L'ennesimo asado

- “Domenica organizzo io un asado !”
Mi disse entusiasta Giorgio, rientrando a El Chalten dopo la salita della Guillaumet. Aveva fatto la sua prima cumbre patagonica e, per di più, salendo una via bella tosta.
Anch’io ero soddisfatta per essere riuscita, nello stesso weekend, a combinare: salita al campo base di Piedras Negras con il bimbo - scalata della via classica della Guillaumet con Matteo - rientro con gambe a pezzi ma ancora funzionanti.

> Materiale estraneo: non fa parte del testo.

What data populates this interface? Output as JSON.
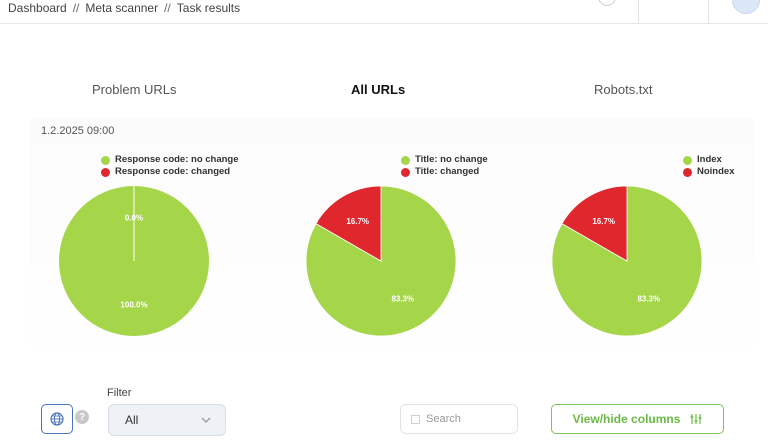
{
  "breadcrumb": {
    "items": [
      "Dashboard",
      "Meta scanner",
      "Task results"
    ],
    "separator": "//"
  },
  "tabs": [
    {
      "label": "Problem URLs",
      "active": false
    },
    {
      "label": "All URLs",
      "active": true
    },
    {
      "label": "Robots.txt",
      "active": false
    }
  ],
  "panel": {
    "date": "1.2.2025 09:00"
  },
  "colors": {
    "green": "#a5d64a",
    "red": "#e0272e",
    "accent": "#4b74b8",
    "button_green": "#6aba45"
  },
  "chart_data": [
    {
      "type": "pie",
      "legend_placement": "top-right",
      "series": [
        {
          "name": "Response code: no change",
          "value": 100.0,
          "label": "100.0%",
          "color": "#a5d64a"
        },
        {
          "name": "Response code: changed",
          "value": 0.0,
          "label": "0.0%",
          "color": "#e0272e"
        }
      ]
    },
    {
      "type": "pie",
      "legend_placement": "top-right",
      "series": [
        {
          "name": "Title: no change",
          "value": 83.3,
          "label": "83.3%",
          "color": "#a5d64a"
        },
        {
          "name": "Title: changed",
          "value": 16.7,
          "label": "16.7%",
          "color": "#e0272e"
        }
      ]
    },
    {
      "type": "pie",
      "legend_placement": "top-right",
      "series": [
        {
          "name": "Index",
          "value": 83.3,
          "label": "83.3%",
          "color": "#a5d64a"
        },
        {
          "name": "Noindex",
          "value": 16.7,
          "label": "16.7%",
          "color": "#e0272e"
        }
      ]
    }
  ],
  "controls": {
    "filter_label": "Filter",
    "filter_value": "All",
    "search_placeholder": "Search",
    "view_columns_label": "View/hide columns",
    "help_label": "?"
  },
  "icons": {
    "globe": "globe-icon",
    "search": "search-icon",
    "chevron": "chevron-down-icon",
    "sliders": "sliders-icon",
    "help": "help-icon"
  }
}
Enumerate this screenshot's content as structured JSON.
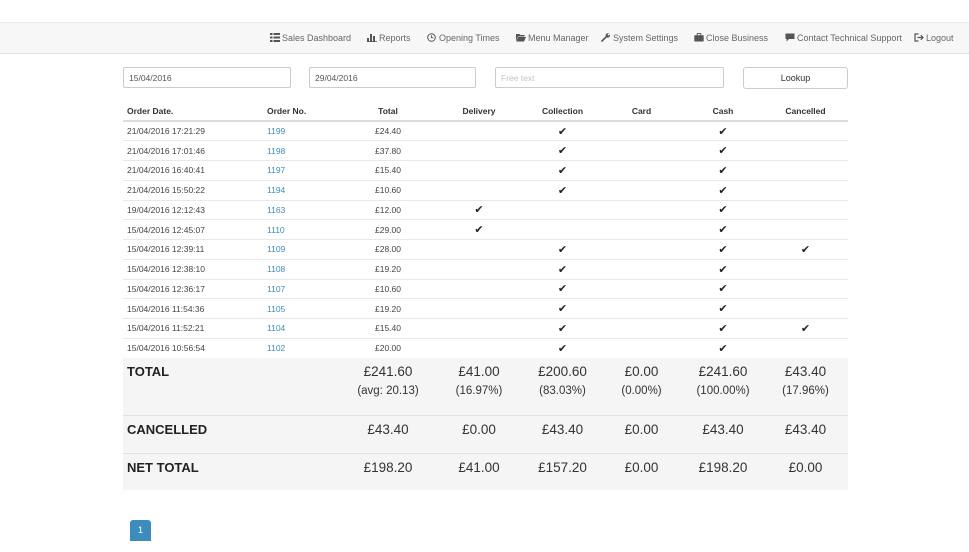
{
  "nav": {
    "sales_dashboard": "Sales Dashboard",
    "reports": "Reports",
    "opening_times": "Opening Times",
    "menu_manager": "Menu Manager",
    "system_settings": "System Settings",
    "close_business": "Close Business",
    "contact_support": "Contact Technical Support",
    "logout": "Logout"
  },
  "filters": {
    "date_from": "15/04/2016",
    "date_to": "29/04/2016",
    "free_text_placeholder": "Free text",
    "lookup_label": "Lookup"
  },
  "table": {
    "headers": [
      "Order Date.",
      "Order No.",
      "Total",
      "Delivery",
      "Collection",
      "Card",
      "Cash",
      "Cancelled"
    ],
    "check_glyph": "✔",
    "rows": [
      {
        "date": "21/04/2016 17:21:29",
        "order_no": "1199",
        "total": "£24.40",
        "delivery": false,
        "collection": true,
        "card": false,
        "cash": true,
        "cancelled": false
      },
      {
        "date": "21/04/2016 17:01:46",
        "order_no": "1198",
        "total": "£37.80",
        "delivery": false,
        "collection": true,
        "card": false,
        "cash": true,
        "cancelled": false
      },
      {
        "date": "21/04/2016 16:40:41",
        "order_no": "1197",
        "total": "£15.40",
        "delivery": false,
        "collection": true,
        "card": false,
        "cash": true,
        "cancelled": false
      },
      {
        "date": "21/04/2016 15:50:22",
        "order_no": "1194",
        "total": "£10.60",
        "delivery": false,
        "collection": true,
        "card": false,
        "cash": true,
        "cancelled": false
      },
      {
        "date": "19/04/2016 12:12:43",
        "order_no": "1163",
        "total": "£12.00",
        "delivery": true,
        "collection": false,
        "card": false,
        "cash": true,
        "cancelled": false
      },
      {
        "date": "15/04/2016 12:45:07",
        "order_no": "1110",
        "total": "£29.00",
        "delivery": true,
        "collection": false,
        "card": false,
        "cash": true,
        "cancelled": false
      },
      {
        "date": "15/04/2016 12:39:11",
        "order_no": "1109",
        "total": "£28.00",
        "delivery": false,
        "collection": true,
        "card": false,
        "cash": true,
        "cancelled": true
      },
      {
        "date": "15/04/2016 12:38:10",
        "order_no": "1108",
        "total": "£19.20",
        "delivery": false,
        "collection": true,
        "card": false,
        "cash": true,
        "cancelled": false
      },
      {
        "date": "15/04/2016 12:36:17",
        "order_no": "1107",
        "total": "£10.60",
        "delivery": false,
        "collection": true,
        "card": false,
        "cash": true,
        "cancelled": false
      },
      {
        "date": "15/04/2016 11:54:36",
        "order_no": "1105",
        "total": "£19.20",
        "delivery": false,
        "collection": true,
        "card": false,
        "cash": true,
        "cancelled": false
      },
      {
        "date": "15/04/2016 11:52:21",
        "order_no": "1104",
        "total": "£15.40",
        "delivery": false,
        "collection": true,
        "card": false,
        "cash": true,
        "cancelled": true
      },
      {
        "date": "15/04/2016 10:56:54",
        "order_no": "1102",
        "total": "£20.00",
        "delivery": false,
        "collection": true,
        "card": false,
        "cash": true,
        "cancelled": false
      }
    ]
  },
  "summary": {
    "total": {
      "label": "TOTAL",
      "total": "£241.60",
      "total_sub": "(avg: 20.13)",
      "delivery": "£41.00",
      "delivery_sub": "(16.97%)",
      "collection": "£200.60",
      "collection_sub": "(83.03%)",
      "card": "£0.00",
      "card_sub": "(0.00%)",
      "cash": "£241.60",
      "cash_sub": "(100.00%)",
      "cancelled": "£43.40",
      "cancelled_sub": "(17.96%)"
    },
    "cancelled": {
      "label": "CANCELLED",
      "total": "£43.40",
      "delivery": "£0.00",
      "collection": "£43.40",
      "card": "£0.00",
      "cash": "£43.40",
      "cancelled": "£43.40"
    },
    "net": {
      "label": "NET TOTAL",
      "total": "£198.20",
      "delivery": "£41.00",
      "collection": "£157.20",
      "card": "£0.00",
      "cash": "£198.20",
      "cancelled": "£0.00"
    }
  },
  "pagination": {
    "current_page": "1"
  },
  "colors": {
    "accent": "#3c8dbc",
    "nav_background": "#f7f7f7",
    "summary_background": "#f5f5f5"
  }
}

Tutto questo però, a mio avviso, non valeva l’ennesimo sacrificio di un povero agnellino.
- “Dai! Offro io!”
- “Non è quello Giorgio… Lo sai… Lo abbiamo già mangiato poco tempo fa, per la storia del recupero di Tomàs sulla Nord del Cerro Torre… e ci stava, lì nella taverna di Don Guerra, in una serata di pioggia, con tutti quelli del soccorso… Insomma, aveva il suo valore in quel contesto…”

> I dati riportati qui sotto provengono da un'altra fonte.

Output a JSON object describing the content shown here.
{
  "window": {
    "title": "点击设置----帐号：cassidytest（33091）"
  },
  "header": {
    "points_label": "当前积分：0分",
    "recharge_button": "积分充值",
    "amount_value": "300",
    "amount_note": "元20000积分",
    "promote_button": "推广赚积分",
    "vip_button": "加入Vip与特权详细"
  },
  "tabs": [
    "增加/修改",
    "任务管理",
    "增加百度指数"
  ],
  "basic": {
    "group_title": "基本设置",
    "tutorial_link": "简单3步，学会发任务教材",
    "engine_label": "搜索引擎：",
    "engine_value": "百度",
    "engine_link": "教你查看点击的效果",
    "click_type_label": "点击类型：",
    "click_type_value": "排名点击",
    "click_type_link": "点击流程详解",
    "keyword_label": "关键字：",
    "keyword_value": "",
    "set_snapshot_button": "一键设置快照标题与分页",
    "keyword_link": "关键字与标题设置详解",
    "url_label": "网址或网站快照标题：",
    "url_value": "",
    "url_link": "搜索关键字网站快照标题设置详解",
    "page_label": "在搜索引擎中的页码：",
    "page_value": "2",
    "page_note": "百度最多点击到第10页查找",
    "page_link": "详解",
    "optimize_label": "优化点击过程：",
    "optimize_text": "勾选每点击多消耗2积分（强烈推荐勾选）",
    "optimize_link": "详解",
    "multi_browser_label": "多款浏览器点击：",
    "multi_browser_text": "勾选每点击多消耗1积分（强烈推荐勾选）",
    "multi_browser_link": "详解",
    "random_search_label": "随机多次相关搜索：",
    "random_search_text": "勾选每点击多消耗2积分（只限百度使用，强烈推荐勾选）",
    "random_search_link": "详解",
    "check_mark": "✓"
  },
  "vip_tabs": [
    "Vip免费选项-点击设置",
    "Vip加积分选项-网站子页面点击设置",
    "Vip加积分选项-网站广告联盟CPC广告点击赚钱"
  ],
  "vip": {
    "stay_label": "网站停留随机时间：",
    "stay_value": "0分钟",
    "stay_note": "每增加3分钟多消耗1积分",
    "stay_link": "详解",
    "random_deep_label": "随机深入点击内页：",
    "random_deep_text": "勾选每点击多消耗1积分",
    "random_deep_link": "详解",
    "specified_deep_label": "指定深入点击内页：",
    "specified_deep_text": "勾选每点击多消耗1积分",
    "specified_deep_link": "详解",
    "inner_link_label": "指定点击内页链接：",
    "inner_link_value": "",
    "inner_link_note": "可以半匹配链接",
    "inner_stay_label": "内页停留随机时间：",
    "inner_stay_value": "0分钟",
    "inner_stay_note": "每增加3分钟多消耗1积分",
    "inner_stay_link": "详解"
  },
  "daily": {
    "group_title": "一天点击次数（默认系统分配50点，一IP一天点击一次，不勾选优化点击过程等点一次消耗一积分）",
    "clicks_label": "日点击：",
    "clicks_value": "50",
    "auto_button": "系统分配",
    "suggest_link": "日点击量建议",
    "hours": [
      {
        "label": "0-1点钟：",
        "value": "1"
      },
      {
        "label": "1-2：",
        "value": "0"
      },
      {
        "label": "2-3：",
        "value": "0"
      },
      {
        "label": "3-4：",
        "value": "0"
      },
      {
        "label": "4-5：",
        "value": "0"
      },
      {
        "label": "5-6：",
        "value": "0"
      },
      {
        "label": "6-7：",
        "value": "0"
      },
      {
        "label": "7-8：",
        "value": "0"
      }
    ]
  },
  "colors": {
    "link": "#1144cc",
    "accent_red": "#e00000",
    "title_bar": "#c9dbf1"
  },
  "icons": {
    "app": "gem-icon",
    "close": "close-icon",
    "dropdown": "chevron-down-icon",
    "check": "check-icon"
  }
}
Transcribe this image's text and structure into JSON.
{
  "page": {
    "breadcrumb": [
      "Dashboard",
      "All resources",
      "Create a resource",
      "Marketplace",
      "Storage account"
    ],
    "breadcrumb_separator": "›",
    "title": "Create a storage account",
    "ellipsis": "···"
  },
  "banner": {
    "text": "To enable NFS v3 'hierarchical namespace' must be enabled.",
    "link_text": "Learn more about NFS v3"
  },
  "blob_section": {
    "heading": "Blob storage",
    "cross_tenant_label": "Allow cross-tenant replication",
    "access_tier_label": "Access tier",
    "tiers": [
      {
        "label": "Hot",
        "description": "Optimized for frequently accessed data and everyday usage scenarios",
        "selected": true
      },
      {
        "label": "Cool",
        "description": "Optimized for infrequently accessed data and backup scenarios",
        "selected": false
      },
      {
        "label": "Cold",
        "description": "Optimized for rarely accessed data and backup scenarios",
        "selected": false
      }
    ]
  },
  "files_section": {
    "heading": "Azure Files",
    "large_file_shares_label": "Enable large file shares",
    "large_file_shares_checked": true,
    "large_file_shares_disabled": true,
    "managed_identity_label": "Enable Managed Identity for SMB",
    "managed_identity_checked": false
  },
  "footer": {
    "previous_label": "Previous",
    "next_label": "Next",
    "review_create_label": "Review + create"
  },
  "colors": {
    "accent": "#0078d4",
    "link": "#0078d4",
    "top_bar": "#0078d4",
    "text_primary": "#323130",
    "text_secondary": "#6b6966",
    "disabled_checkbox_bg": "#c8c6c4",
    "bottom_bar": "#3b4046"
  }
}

- “Ma dai, tu non mangiarlo se non vuoi! Facciamo anche l’insalata e altre verdure… In più dico a Joaquin di cucinarlo
per le 8, orario italiano! Così va bene anche per i bambini”.


Certo per Giorgio, sardo di origine e di provenienza, il cordero non era altro che un porceddu lanoso e belante, pensai, un'abitudine tanto radicata nelle sue tradizioni quanto facile da digerire.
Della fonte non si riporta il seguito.